This northern Brooklyn neighborhood is a performing arts hub, serving home to the borough’s institutions and dance spaces. The neighborhood is named after a previous war fort which was used both in the Revolutionary War and the War of 1812.
Fort Greene is home to many art spaces and galleries. Brooklyn Academy of Music (BAM) and Brooklyn Music School, both are famed institutions for cultivating the future performers and musical artists of America. BAM offers live shows and entertainment to showcase their many different dance styles. Paul Robeson Theater and Mark Morris Dance Center are spaces for future dancers to learn and develop their skills.

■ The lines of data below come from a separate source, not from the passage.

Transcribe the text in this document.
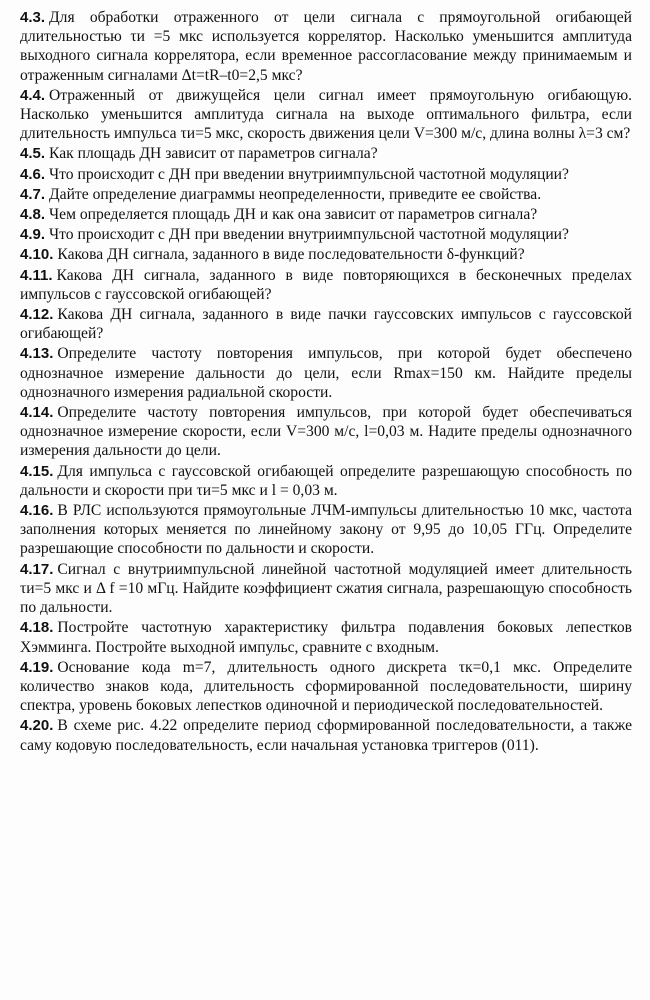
4.3. Для обработки отраженного от цели сигнала с прямоугольной огибающей длительностью τи =5 мкс используется коррелятор. Насколько уменьшится амплитуда выходного сигнала коррелятора, если временное рассогласование между принимаемым и отраженным сигналами Δt=tR–t0=2,5 мкс?

4.4. Отраженный от движущейся цели сигнал имеет прямоугольную огибающую. Насколько уменьшится амплитуда сигнала на выходе оптимального фильтра, если длительность импульса τи=5 мкс, скорость движения цели V=300 м/с, длина волны λ=3 см?

4.5. Как площадь ДН зависит от параметров сигнала?

4.6. Что происходит с ДН при введении внутриимпульсной частотной модуляции?

4.7. Дайте определение диаграммы неопределенности, приведите ее свойства.

4.8. Чем определяется площадь ДН и как она зависит от параметров сигнала?

4.9. Что происходит с ДН при введении внутриимпульсной частотной модуляции?

4.10. Какова ДН сигнала, заданного в виде последовательности δ-функций?

4.11. Какова ДН сигнала, заданного в виде повторяющихся в бесконечных пределах импульсов с гауссовской огибающей?

4.12. Какова ДН сигнала, заданного в виде пачки гауссовских импульсов с гауссовской огибающей?

4.13. Определите частоту повторения импульсов, при которой будет обеспечено однозначное измерение дальности до цели, если Rmax=150 км. Найдите пределы однозначного измерения радиальной скорости.

4.14. Определите частоту повторения импульсов, при которой будет обеспечиваться однозначное измерение скорости, если V=300 м/с, l=0,03 м. Надите пределы однозначного измерения дальности до цели.

4.15. Для импульса с гауссовской огибающей определите разрешающую способность по дальности и скорости при τи=5 мкс и l = 0,03 м.

4.16. В РЛС используются прямоугольные ЛЧМ-импульсы длительностью 10 мкс, частота заполнения которых меняется по линейному закону от 9,95 до 10,05 ГГц. Определите разрешающие способности по дальности и скорости.

4.17. Сигнал с внутриимпульсной линейной частотной модуляцией имеет длительность τи=5 мкс и Δ f =10 мГц. Найдите коэффициент сжатия сигнала, разрешающую способность по дальности.

4.18. Постройте частотную характеристику фильтра подавления боковых лепестков Хэмминга. Постройте выходной импульс, сравните с входным.

4.19. Основание кода m=7, длительность одного дискрета τк=0,1 мкс. Определите количество знаков кода, длительность сформированной последовательности, ширину спектра, уровень боковых лепестков одиночной и периодической последовательностей.

4.20. В схеме рис. 4.22 определите период сформированной последовательности, а также саму кодовую последовательность, если начальная установка триггеров (011).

BRIC Arts is a multi-dimensional art space, known for showcasing artists in all mediums. The gallery also offers educational classes. Upstairs in the gallery is UrbanGlass, a primary spot for experimental glass works.
Fort Greene Park, originally called Washington Park, is Brooklyn’s second oldest park. Fort Greene’s Commodore Barry Park, acquired by the city of New York in 1836, is the borough’s oldest park. The Fort Greene Park’s Prison Ship Martyrs’ Monument is a tribute to the 11,500 American prisoners taken by the British during the Revolutionary War. The bones of the prisoners are housed within the crypts of the monument.
Nearby Atlantic Terminal and Atlantic Center includes the LIRR, the LIRR ticket office, and subway connections into other parts of the city. The Atlantic Terminal also has a shopping center with various shops and department stores. Barclays Center, home of the Brooklyn Nets is also located close to Fort Greene.
Fort Greene is the perfect place to spend a night out with friends on the weekend. With many options of bars, pubs and clubs, one can party away until dawn. Dick and Jane’s offers and intimate, speakeasy feel perfect for a date or an intimate hangout among friends. Black Forest offers a perfect space for German beer in a beer garden space.